Two of these brands are called Sentry and Familysafe. Now, of course, these programs have to track what your kids are actually doing in order for them to be able to stop them from doing something that may get them kidnapped. But here’s the fly in the ointment, the monkeywrench in the engine, and other similar metaphors. As they are watching your kids, they collect that information. That information is valuable for marketers. And that’s why marketers buy that information and target your kids for an advertising blitz.
But at least they’re not getting kidnapped.
Software sold under the Sentry and FamilySafe brands can read private chats conducted through Yahoo, MSN, AOL and other services, and send that data back to the company.
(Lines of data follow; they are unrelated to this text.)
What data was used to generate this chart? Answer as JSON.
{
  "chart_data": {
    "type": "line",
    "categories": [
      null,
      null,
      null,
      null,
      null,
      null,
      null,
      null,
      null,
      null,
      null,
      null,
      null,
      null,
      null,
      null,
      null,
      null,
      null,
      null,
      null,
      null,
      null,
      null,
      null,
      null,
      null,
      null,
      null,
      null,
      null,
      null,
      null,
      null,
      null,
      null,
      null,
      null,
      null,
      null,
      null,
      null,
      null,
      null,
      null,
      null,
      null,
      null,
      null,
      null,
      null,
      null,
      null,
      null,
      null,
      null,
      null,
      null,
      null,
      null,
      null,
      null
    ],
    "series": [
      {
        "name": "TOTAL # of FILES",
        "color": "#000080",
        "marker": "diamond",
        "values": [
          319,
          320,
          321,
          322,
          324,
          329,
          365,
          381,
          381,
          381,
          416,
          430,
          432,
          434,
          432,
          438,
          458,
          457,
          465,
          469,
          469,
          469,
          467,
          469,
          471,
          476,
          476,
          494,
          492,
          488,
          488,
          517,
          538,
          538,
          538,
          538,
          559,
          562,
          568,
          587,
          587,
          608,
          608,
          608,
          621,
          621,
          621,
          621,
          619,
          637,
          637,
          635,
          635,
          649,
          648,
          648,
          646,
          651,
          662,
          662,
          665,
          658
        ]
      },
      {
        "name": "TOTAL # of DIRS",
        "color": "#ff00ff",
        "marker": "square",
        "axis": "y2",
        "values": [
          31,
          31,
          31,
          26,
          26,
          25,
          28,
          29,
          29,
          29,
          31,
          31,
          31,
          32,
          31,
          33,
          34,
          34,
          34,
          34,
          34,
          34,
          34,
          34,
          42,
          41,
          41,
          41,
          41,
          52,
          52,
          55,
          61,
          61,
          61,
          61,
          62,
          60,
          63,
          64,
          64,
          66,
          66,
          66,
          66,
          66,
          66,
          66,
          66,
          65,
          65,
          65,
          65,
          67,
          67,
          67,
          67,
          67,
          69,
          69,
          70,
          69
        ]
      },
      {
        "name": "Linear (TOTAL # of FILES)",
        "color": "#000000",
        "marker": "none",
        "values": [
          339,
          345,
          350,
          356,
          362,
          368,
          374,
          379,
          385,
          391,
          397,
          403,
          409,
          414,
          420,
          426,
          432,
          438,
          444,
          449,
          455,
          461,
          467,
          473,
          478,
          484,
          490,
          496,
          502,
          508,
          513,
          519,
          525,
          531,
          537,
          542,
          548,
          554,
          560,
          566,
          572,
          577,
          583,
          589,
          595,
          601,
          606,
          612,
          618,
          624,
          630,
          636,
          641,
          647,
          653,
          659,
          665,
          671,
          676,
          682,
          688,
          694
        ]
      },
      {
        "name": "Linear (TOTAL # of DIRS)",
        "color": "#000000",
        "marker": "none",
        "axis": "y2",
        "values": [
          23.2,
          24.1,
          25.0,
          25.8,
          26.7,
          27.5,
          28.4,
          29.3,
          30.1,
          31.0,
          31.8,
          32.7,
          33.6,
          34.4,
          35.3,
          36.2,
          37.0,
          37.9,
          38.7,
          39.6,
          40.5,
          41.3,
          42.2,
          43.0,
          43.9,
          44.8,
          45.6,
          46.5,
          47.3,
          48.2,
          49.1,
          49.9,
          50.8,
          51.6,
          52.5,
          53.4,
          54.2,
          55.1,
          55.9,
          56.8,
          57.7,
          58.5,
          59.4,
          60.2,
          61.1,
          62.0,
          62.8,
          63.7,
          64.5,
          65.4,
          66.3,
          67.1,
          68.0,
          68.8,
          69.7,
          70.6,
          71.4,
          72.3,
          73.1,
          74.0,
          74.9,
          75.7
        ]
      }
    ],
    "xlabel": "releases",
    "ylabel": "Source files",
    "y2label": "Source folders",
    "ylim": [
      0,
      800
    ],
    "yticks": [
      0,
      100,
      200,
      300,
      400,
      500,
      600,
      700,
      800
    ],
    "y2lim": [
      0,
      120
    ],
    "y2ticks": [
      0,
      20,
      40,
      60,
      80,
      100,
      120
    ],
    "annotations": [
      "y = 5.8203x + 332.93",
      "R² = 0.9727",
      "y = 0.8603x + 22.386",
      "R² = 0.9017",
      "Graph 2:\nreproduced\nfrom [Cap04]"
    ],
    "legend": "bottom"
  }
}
“This scares me more than anything I have seen using monitoring technology,” said Parry Aftab, a child-safety advocate. “You don’t put children’s personal information at risk.” We reported last week about Congressman Rick Boucher’s attempt to get some internet marketing regulation going, and there is no doubt that stuff like this should be made illegal without the permission of parents in an obvious contractual form that they can see and understand.
The software does go so far as to record children’s names, addresses or other identifiable information, but it knows how old they are because parents vary the strictness of the program depending on age.
The Associated Press contact five over companies, including McAfee Inc. and Symantec Corp., who claim they do not sell any information.
The software brands in question are developed by EchoMetrix Inc., a company based in Syosset, N.Y.